The wealthiest group in northern and western Europe had mortality rates about 35% lower than the wealthiest group in the U.S., she said.
Venkataramani said the findings can't be generalized to the entire U.S. population, but he added that he 'would not be surprised if these patterns held up in other age groups.'
Poor health outcomes in the U.S. are often attributed, in part, to a lack of access to affordable health care, which can result in high out-of-pocket costs for medication or procedures — or in some cases, not seeing a doctor at all.
However, several experts said social and economic factors — such as loneliness or stress — are more likely to affect mortality rates in wealthier adults.
'It's hard to pin what's happening on health care access,' Venkataramani said. 'Certainly health care must have something to do with it, but it cannot be even a dominant part of the story if we're seeing wealthier Americans having similar or worse outcomes than poor individuals in other wealthy countries.'
In addition to universal health care, many European countries offer free or heavily subsidized higher education and more comprehensive unemployment benefits compared with the U.S.

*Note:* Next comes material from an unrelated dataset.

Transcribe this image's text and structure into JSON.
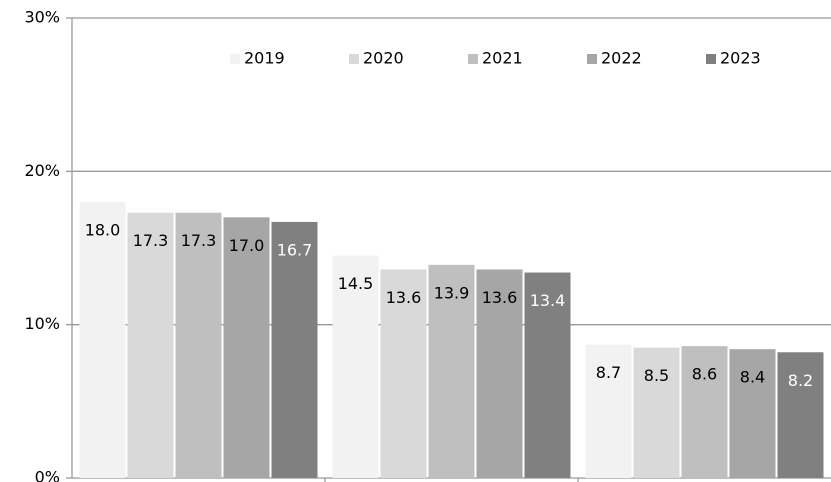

'A lot of these countries have social welfare programs that don't prevent people from losing their jobs or experiencing poverty, but when they go through those tough times, it doesn't threaten their health,' said Dr. Steven Woolf, a professor of family medicine and population health at Virginia Commonwealth University School of Medicine.
People in the U.S. also consume more ultra-processed foods and have higher rates of obesity compared with Europeans, which can increase their risk of diabetes or heart disease — an issue Health and Human Services Secretary Robert F. Kennedy Jr. has pledged to address in office.
Kennedy has frequently pointed to the fact that Americans have worse health outcomes compared with peer countries.
'Our lifespan has dropped. So Americans now live six years shorter than Europeans. We are the sickest nation in the world and we have the highest rate of chronic disease,' he said last week in a video post on X announcing layoffs of around 20,000 HHS employees.
But Woolf said the Trump administration's recent gutting of federal health agencies and termination of research grants puts the U.S. on the wrong trajectory when it comes to lowering risk factors for mortality.
'The thing that's alarming us so much in the health and medicine world is that the policies that are now being pursued in a pretty muscular way are the opposite of what you would want to do to make America healthy again,' he said, referring to Kennedy's agenda.
'In all likelihood, my prediction will be that the gap in health between Americans and people in other countries is now going to widen even more dramatically,' Woolf said.
According to HHS, the consolidation and cuts are meant to make the branch more efficient and work toward ending chronic disease. White House spokesman Kush Desai added that 'the United States is by far the largest funder of scientific research and is home to the world's largest ecosystem for innovation and research.'
'The Trump administration spending its first two months to review the previous administration's projects, identify waste, and realign our research spending to suit the priorities of the American people is not going to upend America's innovative dominance,' Desai said.